Tackling the fiscal crisis: a recovery plan for the UK

The central issue emerging now in the UK – and the one which will dominate politics for the next few years – is the size of the UK government budget borrowing and deficits, and government debt. The stark reality is that much of the deficit does not represent either automatic stabilisers or a deliberate fiscal stimulus; it is “structural” in character and will not be reversed on recovery.

There has been an extraordinary growth in the share of public spending over the last decade: a rise of over 10 per cent of GDP. With the benefit of hindsight it is clear that much of this expansion was based on taxes from the financial services sector and the inflationary housing bubble which was a temporary windfall rather than a secure, permanent source of revenue. However, although some of us warned of the unstable “bubble” character of economic growth, the scale of the structural imbalance was underestimated by everyone, including the independent commentators.

The apocalyptic cries of “national bankruptcy” are unhelpful scaremongering; but the problem is a serious one and a fiscal tightening to the tune of around 8 per cent of GDP over 5 years may well be needed. The current Government’s plans for a correction of 6.4 per cent of GDP over 8 years are optimistic. They underestimate the size of the structural deficit, assuming a brisk economic growth rate of over 3 per cent per annum after 2011-12. They place too much reliance on cuts in capital spending; due to halve from 2010-11 to 2013-14 while current spending will face real cuts of only 2.3 per cent per year. And they fail to address how the tightening will be made from 2014-15 to 2018-19. The risk of declining market confidence and market concerns over inflation leading to an increase in borrowing costs, means a plausible plan to eliminate the structural deficit is critical.

The emphasis for fiscal consolidation must fall on controlling public spending, not higher taxes: to commit to additional tax revenue raising from the outset undermines any commitment to setting priorities in spending. This process will be painful and difficult. It will involve real cuts in many areas and will mean that the big budgets – health, welfare, defence and education – must be tackled. There should be no “ring fenced” areas of spending. Existing spending has to be justified, not simply assumed to be necessary and trimmed at the edges.

The traditional method of “salami slicing” with across-the- board cuts to all services without any priorities being set, causes considerable damage to valued services. Instead, a systematic process of selecting high and low priorities for public spending is needed. Radically decentralising decision making to local government through transferring revenue raising powers would help achieve better value for money. Engaging democratically elected politicians in the choices would inject democratic accountability. The debate should not become distracted by a focus on “efficiency” savings. No doubt public administrators can be made more conscious of costs and efficient management, but it is not credible to believe that greater “efficiency” is a panacea, not least because it has been invariably promised and not delivered in the past.

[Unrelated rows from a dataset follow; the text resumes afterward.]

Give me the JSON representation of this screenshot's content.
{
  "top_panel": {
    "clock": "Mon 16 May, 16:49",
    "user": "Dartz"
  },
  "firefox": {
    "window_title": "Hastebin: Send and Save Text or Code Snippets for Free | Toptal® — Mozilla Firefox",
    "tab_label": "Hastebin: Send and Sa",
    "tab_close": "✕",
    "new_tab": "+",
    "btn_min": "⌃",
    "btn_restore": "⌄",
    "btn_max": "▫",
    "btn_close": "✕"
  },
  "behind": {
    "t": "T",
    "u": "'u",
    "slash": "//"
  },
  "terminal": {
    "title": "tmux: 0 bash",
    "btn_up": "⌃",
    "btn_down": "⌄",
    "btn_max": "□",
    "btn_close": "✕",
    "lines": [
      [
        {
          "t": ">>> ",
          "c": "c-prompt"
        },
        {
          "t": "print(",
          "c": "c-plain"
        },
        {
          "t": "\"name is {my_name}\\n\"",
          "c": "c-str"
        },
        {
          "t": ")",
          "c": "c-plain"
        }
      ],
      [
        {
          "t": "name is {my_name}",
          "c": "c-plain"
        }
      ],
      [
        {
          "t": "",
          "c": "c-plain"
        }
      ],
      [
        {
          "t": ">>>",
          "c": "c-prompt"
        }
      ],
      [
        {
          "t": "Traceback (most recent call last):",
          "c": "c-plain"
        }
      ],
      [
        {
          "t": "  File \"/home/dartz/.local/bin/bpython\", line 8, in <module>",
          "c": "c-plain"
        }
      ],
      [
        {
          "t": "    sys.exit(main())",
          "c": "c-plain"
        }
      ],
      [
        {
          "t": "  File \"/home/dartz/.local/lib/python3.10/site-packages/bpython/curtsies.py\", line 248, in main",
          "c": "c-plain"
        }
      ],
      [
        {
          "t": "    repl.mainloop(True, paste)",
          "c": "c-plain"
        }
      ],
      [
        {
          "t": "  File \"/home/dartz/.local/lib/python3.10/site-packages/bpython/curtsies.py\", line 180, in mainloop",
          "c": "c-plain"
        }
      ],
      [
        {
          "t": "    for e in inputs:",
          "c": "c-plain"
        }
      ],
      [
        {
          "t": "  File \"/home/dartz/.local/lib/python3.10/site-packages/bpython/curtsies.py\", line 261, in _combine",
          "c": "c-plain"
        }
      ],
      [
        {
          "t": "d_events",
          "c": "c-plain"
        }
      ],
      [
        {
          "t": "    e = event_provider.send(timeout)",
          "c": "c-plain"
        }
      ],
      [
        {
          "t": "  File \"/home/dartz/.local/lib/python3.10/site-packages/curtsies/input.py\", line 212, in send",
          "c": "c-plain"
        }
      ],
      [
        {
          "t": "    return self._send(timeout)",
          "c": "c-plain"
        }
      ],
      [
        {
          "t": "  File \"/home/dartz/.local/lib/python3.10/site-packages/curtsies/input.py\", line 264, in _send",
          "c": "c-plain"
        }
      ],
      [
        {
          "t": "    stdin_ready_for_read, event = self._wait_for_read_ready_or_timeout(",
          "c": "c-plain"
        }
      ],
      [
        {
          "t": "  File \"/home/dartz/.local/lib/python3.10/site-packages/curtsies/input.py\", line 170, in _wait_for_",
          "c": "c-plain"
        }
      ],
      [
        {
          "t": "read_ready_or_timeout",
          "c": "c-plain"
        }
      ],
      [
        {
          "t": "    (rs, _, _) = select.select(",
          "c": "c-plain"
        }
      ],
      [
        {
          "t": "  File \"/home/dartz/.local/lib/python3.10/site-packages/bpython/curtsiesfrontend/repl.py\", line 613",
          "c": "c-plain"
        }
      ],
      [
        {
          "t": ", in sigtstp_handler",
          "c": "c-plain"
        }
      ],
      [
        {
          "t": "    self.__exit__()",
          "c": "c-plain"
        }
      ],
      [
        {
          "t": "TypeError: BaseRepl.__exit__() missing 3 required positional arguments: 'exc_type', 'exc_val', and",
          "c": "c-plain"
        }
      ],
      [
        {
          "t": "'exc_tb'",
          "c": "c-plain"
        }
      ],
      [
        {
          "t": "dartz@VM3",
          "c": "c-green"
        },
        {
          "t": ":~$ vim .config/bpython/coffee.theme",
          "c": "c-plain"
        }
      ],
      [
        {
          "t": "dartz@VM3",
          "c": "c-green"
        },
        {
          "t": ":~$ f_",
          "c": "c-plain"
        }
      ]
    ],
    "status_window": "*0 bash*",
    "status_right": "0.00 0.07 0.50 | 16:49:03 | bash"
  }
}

Nine specific areas of potential savings are identified as a start to a radical programme of reform. The main proposals are:

Zero growth overall for public sector pay (saving £2.4 billion a year), a 25 per cent reduction in the total pay bill of staff earning over £100,000 and a salary freeze and end of bonuses for the civil service (saving £200 million a year).

Tapering the family element of the tax credit – saving £1.35 billion.

A radical review of public sector pensions with the view to moving to higher employee contributions and later retirement ages. There is currently a £28 billion subsidy to unfunded schemes.

Scrapping several major IT systems including the ID card scheme (£5 billion over 10 years), Contactpoint (£200 million over 5 years), the NHS IT scheme (£250 million over the next 5 years) and the proposed “super database” (£6 billion).

Curbing “industrial policy”, including scrapping Regional Development Agencies (£2.3 billion annually) and EGCD subsidies (£100 million annually) and reducing (by at least half) the Train to Gain and Skills Councils budgets (£990 million together a year).

Reforming the National Health Service, by reducing the centralisation and over-administration – starting by scrapping Strategic Health Authorities (£200 million a year) – by strengthening commissioning and with “supply side reform” – in particular tariff reform could save around £2 billion a year.

Curbing the centralisation in education, by cutting national strategies and scrapping quangos – saving around £600 million a year.

Reducing the amount of waste in the defence procurement process, including scrapping the Eurofighter and Tranche 3 (£5 billion over 6 years), the A400M (total cost £22 billion), Nimrod MRA4, the Defence Training Review contract (£13 billion over 25 years) and the Trident submarine successor (£70 billion over 25 years).

Examining possible future public sector asset sales, including some aspects of the Highways Agency (land value of £80 billion) and intangibles such as spectrum, landing rights and emissions trading.

Fiscal policy is political. Politicians must not shy away from explaining in detail how they will tackle the problem of deficits and debt. The proposals outlined in this paper do not constitute an exclusive or exhaustive list. Major, specific areas of potential savings are identified though the examples are illustrative and represent only a first, rough, attempt. Undoubtedly more are required to meet the exacting fiscal disciplines that will be required.